Situazione sempre più intricata in casa **Juve Stabia**, dove il futuro societario resta avvolto nell’incertezza nonostante una cessione già formalizzata. Secondo quanto riportato da _MetropolisWeb_, il club gialloblù sta vivendo un vero e proprio paradosso tra nuovi acquirenti, interessi esterni e dubbi normativi.
Dopo la conferenza stampa degli amministratori giudiziari – nominati dal Tribunale di Napoli – che avevano annunciato il disimpegno del fondo americano **Solmate**, si sarebbero fatti avanti ben due gruppi imprenditoriali pronti a investire nella società. Si tratterebbe di due multinazionali, una con sede in Lombardia e l’altra nel Lazio, interessate a portare avanti il percorso di risanamento nel segno della continuità e della legalità.
Uno scenario che però si scontra con quanto avvenuto parallelamente: l’intero pacchetto azionario del club è stato infatti ceduto per la cifra simbolica di un euro alla **Stabia Capital**, società riconducibile all’imprenditore **Francesco Agnello**. Un passaggio di proprietà lampo, concluso in appena otto giorni, che ha di fatto anticipato qualsiasi possibile trattativa con altri investitori.
Il punto è proprio questo: mentre da un lato emergevano manifestazioni di interesse da parte di realtà strutturate, dall’altro la cessione si è chiusa rapidamente con un soggetto che, al momento, non ha ancora chiarito programmi e strategie. Una “proprietà fantasma”, come viene definita, che non ha ancora fornito indicazioni ufficiali sul futuro del club.

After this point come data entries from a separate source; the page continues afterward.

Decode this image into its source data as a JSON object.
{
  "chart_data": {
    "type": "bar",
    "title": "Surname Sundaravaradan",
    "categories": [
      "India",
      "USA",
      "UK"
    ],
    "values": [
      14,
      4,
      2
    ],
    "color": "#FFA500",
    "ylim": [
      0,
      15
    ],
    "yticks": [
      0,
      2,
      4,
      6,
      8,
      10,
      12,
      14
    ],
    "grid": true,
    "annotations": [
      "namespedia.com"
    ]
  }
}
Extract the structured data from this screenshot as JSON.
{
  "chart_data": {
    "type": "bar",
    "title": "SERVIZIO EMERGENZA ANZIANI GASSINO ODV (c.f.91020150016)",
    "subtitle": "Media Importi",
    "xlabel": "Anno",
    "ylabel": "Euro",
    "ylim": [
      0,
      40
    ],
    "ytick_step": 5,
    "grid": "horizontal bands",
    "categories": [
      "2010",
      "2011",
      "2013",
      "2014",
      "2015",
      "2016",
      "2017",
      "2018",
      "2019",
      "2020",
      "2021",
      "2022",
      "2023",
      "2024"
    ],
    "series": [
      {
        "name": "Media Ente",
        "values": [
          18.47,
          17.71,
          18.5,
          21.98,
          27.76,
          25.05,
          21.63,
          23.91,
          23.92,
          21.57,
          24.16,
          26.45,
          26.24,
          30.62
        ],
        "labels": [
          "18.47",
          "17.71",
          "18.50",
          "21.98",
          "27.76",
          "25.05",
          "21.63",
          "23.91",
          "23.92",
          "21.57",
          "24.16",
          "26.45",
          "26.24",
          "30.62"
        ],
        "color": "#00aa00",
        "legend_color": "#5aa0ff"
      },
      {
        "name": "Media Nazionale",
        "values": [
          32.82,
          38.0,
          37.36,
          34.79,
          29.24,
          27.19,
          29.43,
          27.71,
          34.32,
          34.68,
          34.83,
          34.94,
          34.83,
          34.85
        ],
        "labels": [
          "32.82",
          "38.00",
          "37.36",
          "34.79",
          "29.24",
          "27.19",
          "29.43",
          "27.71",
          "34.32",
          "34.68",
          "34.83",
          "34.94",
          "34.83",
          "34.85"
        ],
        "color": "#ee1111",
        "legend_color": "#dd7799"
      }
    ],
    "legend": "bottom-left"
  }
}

A rendere il quadro ancora più delicato è la questione burocratica. Secondo quanto filtra, non risulterebbe ancora depositata alcuna documentazione presso la FIGC da parte della nuova proprietà. Un passaggio fondamentale, soprattutto alla luce dei controlli sui requisiti di onorabilità previsti dalle NOIF.
Proprio su questo aspetto si concentrano ulteriori interrogativi: il recente passato di Agnello, già presidente del CdA dell’Unione Sportiva Ancona srl (società dichiarata fallita nel 2024) potrebbe infatti incidere sulle verifiche federali.
Nel frattempo, resta un altro elemento che alimenta perplessità: gli stessi amministratori giudiziari avevano descritto la Juve Stabia come una realtà con uno dei migliori bilanci tra Serie A e Serie B, rendendo ancora più sorprendente una cessione a condizioni così rapide e simboliche.
Una vicenda che è ora finita sotto la lente degli inquirenti, con possibili sviluppi anche sul piano giudiziario. Per la Juve Stabia, dunque, il campo passa in secondo piano: il vero match si gioca fuori, tra carte, controlli e un futuro tutto da decifrare.